The actual condition can be quite important. You can appreciate that the condition could be quite relevant for a variety of reasons:
1) to know the start up condition,
2) to determine when the premises are available for Bora’s contractors,
3) to determine when Bora can use the premises for business,
4) to determine when the lease starts,
5) to determine when Bora must start paying rent,
6) to calculate the end of the lease term,
7) to determine the work that must be done the end of the lease term,
8) to determine the commencement of any renewal periods.
As a consequence of the lease arrangement coming to an end, Bora may have to restore the premises. But to what condition? Obviously, the correct answer is to the “as is, where is” condition.
However, what date do you use for this purpose?
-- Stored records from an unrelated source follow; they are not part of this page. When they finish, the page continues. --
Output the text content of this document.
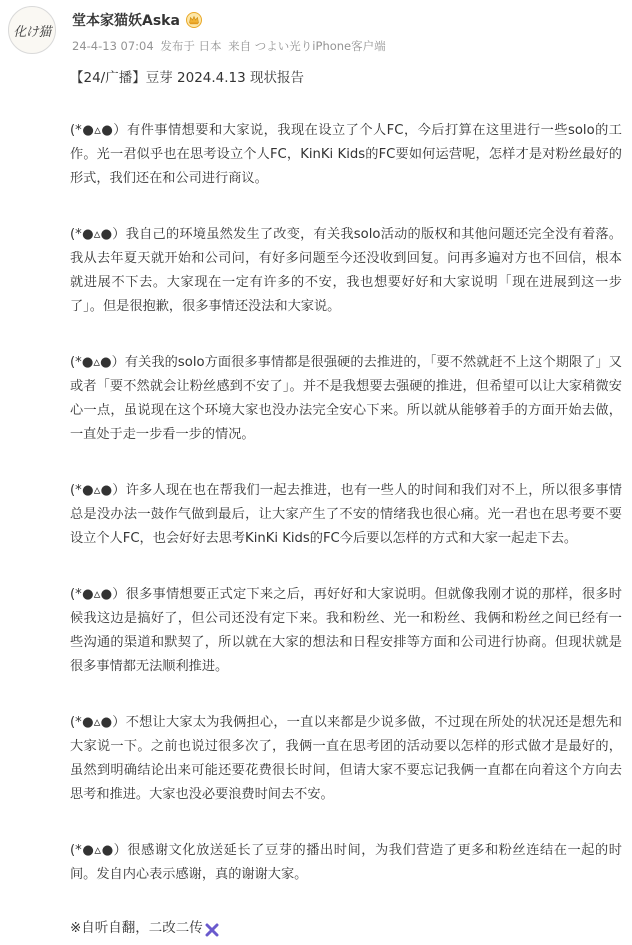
化け猫
堂本家猫妖Aska
24-4-13 07:04 发布于 日本 来自 つよい光りiPhone客户端
【24/广播】豆芽 2024.4.13 现状报告
(*●▵●）有件事情想要和大家说，我现在设立了个人FC，今后打算在这里进行一些solo的工作。光一君似乎也在思考设立个人FC，KinKi Kids的FC要如何运营呢，怎样才是对粉丝最好的形式，我们还在和公司进行商议。
(*●▵●）我自己的环境虽然发生了改变，有关我solo活动的版权和其他问题还完全没有着落。我从去年夏天就开始和公司问，有好多问题至今还没收到回复。问再多遍对方也不回信，根本就进展不下去。大家现在一定有许多的不安，我也想要好好和大家说明「现在进展到这一步了」。但是很抱歉，很多事情还没法和大家说。
(*●▵●）有关我的solo方面很多事情都是很强硬的去推进的，「要不然就赶不上这个期限了」又或者「要不然就会让粉丝感到不安了」。并不是我想要去强硬的推进，但希望可以让大家稍微安心一点，虽说现在这个环境大家也没办法完全安心下来。所以就从能够着手的方面开始去做，一直处于走一步看一步的情况。
(*●▵●）许多人现在也在帮我们一起去推进，也有一些人的时间和我们对不上，所以很多事情总是没办法一鼓作气做到最后，让大家产生了不安的情绪我也很心痛。光一君也在思考要不要设立个人FC，也会好好去思考KinKi Kids的FC今后要以怎样的方式和大家一起走下去。
(*●▵●）很多事情想要正式定下来之后，再好好和大家说明。但就像我刚才说的那样，很多时候我这边是搞好了，但公司还没有定下来。我和粉丝、光一和粉丝、我俩和粉丝之间已经有一些沟通的渠道和默契了，所以就在大家的想法和日程安排等方面和公司进行协商。但现状就是很多事情都无法顺利推进。
(*●▵●）不想让大家太为我俩担心，一直以来都是少说多做，不过现在所处的状况还是想先和大家说一下。之前也说过很多次了，我俩一直在思考团的活动要以怎样的形式做才是最好的，虽然到明确结论出来可能还要花费很长时间，但请大家不要忘记我俩一直都在向着这个方向去思考和推进。大家也没必要浪费时间去不安。
(*●▵●）很感谢文化放送延长了豆芽的播出时间，为我们营造了更多和粉丝连结在一起的时间。发自内心表示感谢，真的谢谢大家。
※自听自翻，二改二传
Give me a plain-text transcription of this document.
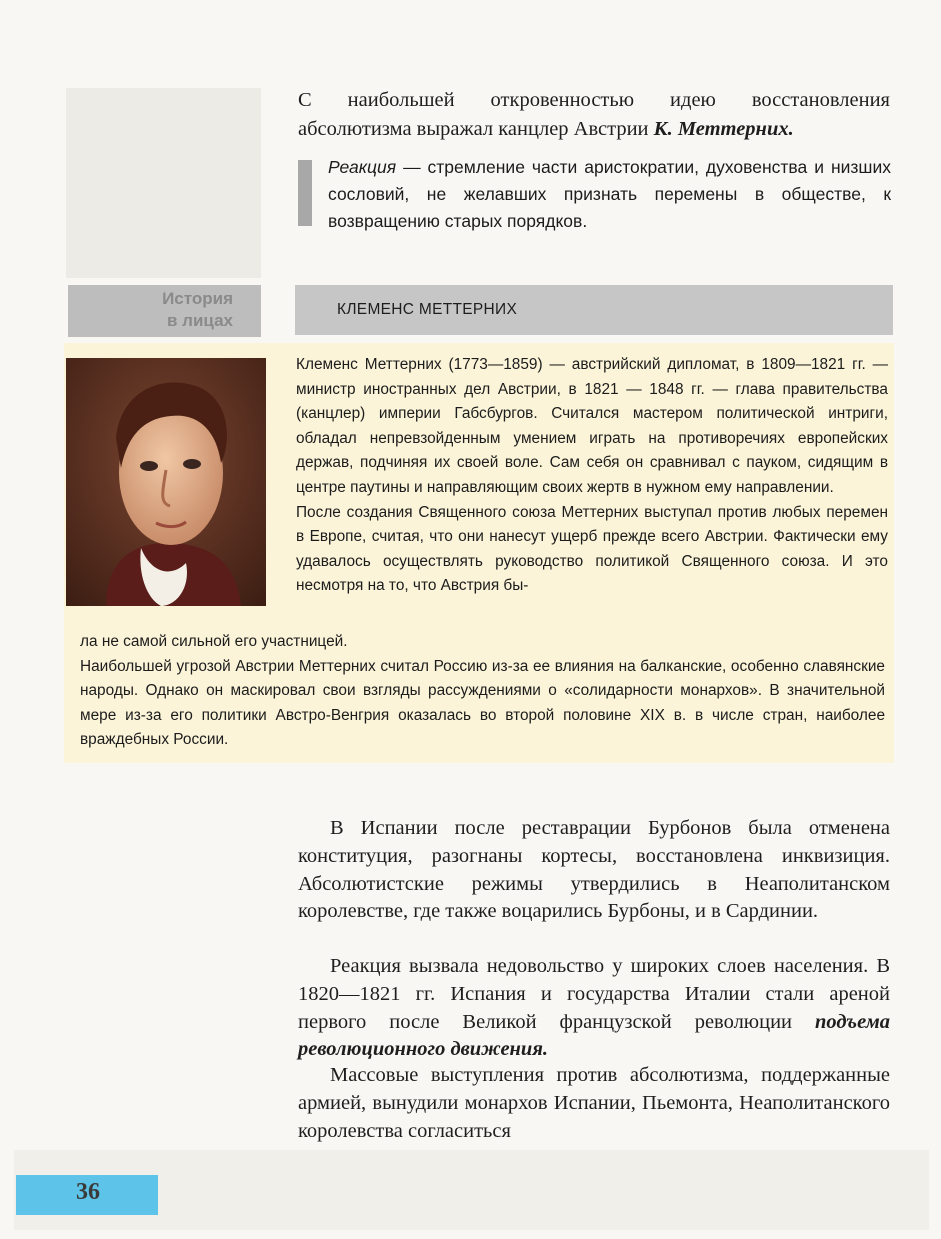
С наибольшей откровенностью идею восстановления
абсолютизма выражал канцлер Австрии К. Меттерних.
Реакция — стремление части аристократии, духовенства и низших сословий, не желавших признать перемены в обществе, к возвращению старых порядков.
История
в лицах
КЛЕМЕНС МЕТТЕРНИХ
Клеменс Меттерних (1773—1859) — австрийский дипломат, в 1809—1821 гг. — министр иностранных дел Австрии, в 1821 — 1848 гг. — глава правительства (канцлер) империи Габсбургов. Считался мастером политической интриги, обладал непревзойденным умением играть на противоречиях европейских держав, подчиняя их своей воле. Сам себя он сравнивал с пауком, сидящим в центре паутины и направляющим своих жертв в нужном ему направлении.
После создания Священного союза Меттерних выступал против любых перемен в Европе, считая, что они нанесут ущерб прежде всего Австрии. Фактически ему удавалось осуществлять руководство политикой Священного союза. И это несмотря на то, что Австрия бы-
ла не самой сильной его участницей.
Наибольшей угрозой Австрии Меттерних считал Россию из-за ее влияния на балканские, особенно славянские народы. Однако он маскировал свои взгляды рассуждениями о «солидарности монархов». В значительной мере из-за его политики Австро-Венгрия оказалась во второй половине XIX в. в числе стран, наиболее враждебных России.
В Испании после реставрации Бурбонов была отменена конституция, разогнаны кортесы, восстановлена инквизиция. Абсолютистские режимы утвердились в Неаполитанском королевстве, где также воцарились Бурбоны, и в Сардинии.
Реакция вызвала недовольство у широких слоев населения. В 1820—1821 гг. Испания и государства Италии стали ареной первого после Великой французской революции подъема революционного движения.
Массовые выступления против абсолютизма, поддержанные армией, вынудили монархов Испании, Пьемонта, Неаполитанского королевства согласиться
36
Also, how do you prove the condition on a specific date?
Let’s try to document a good solution:
1) inspect the premises on the specified date,
2) make notes,
3) get both parties to sign or initial,
4) get an independent third party to sign as well,
5) the third party could be an Architect, contractor, real estate agent,
6) take videos of the premises,
7) take photographs of the premises,
8) make sure both parties have copies,
9) make sure the third party also has a copy,
10) get the third party to agree to be an arbitrator,
11) if the other side is not co-operative, go through these steps yourself,
12) arrange for at least one independent third party.
Where do you get the third party? One of the best choices would be a “home inspector”. They are already in the business and know what to look for. The have an organized checklist and they will document their findings. If need be, at sometime in the future, they can be called upon to testify in Court concerning the condition of the premises on a particular date. And, that’s their business.